After the withdrawal of Roman military forces, some contacts do appear to have been maintained with the Roman Empire. This led to the establishment of the first Christian monastery in Scotland, at Whithorn, by St Ninian in the early fifth century.
By the early seventh century the region was being taken over by Anglians, pushing westwards from their base in Northumberland. The Anglians rebuilt Whithorn, and built other monasteries at places like Hoddom and Holywood. Whilst the Anglians may have been in the positions of power, it is quite likely that the majority of the people were still British, speaking a language similar to Welsh.
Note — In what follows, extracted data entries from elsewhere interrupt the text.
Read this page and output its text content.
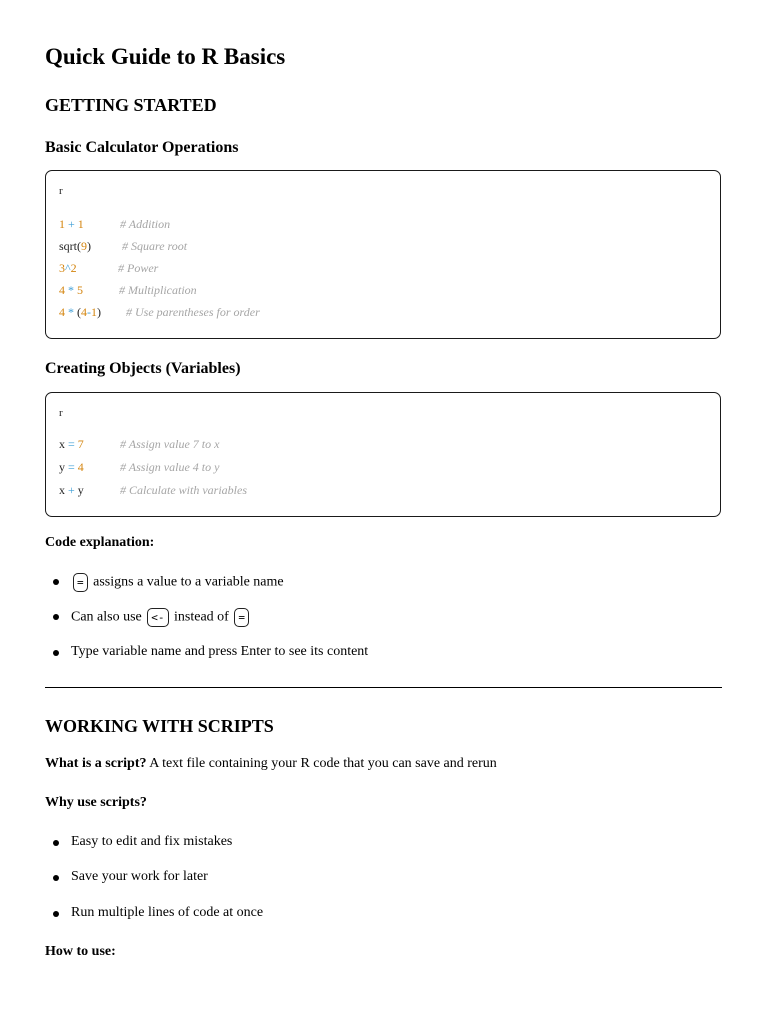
Quick Guide to R Basics
GETTING STARTED
Basic Calculator Operations
r
1 + 1	# Addition
sqrt(9)	# Square root
3^2	# Power
4 * 5	# Multiplication
4 * (4-1) # Use parentheses for order
Creating Objects (Variables)
r
x = 7	# Assign value 7 to x
y = 4	# Assign value 4 to y
x + y	# Calculate with variables

Code explanation:

= assigns a value to a variable name
Can also use <- instead of =
Type variable name and press Enter to see its content
WORKING WITH SCRIPTS

What is a script? A text file containing your R code that you can save and rerun

Why use scripts?

Easy to edit and fix mistakes
Save your work for later
Run multiple lines of code at once

How to use:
By about 800AD a new presence was being felt in Western Britain, as Vikings plundered monasteries in the Hebrides and Ireland. Within a hundred years they had settled in eastern Ireland, and also overcome the Anglians and settled in northern England. By the early 900s there is evidence of a Viking town being built around the monastery of Whithorn.
Galloway appears to have become a Norse earldom, with links to Ireland, the Hebrides and the Isle of Man. Other Vikings, from northern England, seem to have settled in Annandale and Eskdale. Sandwiched between them was the British territory of Strathnith, stretching north from Dumfries and linked to the British kingdom of Strathclyde.
Some time after 1018 and before 1071, the kingdom of Strathclyde appears to have been conquered by the Scots, and incorporated into the kingdom of Alba, which stretched right down into modern Cumbria. In 1107 David, the younger brother of the Scottish king, Alexander, is made ruler of Strathclyde, 'Prince of the Cumbrians'.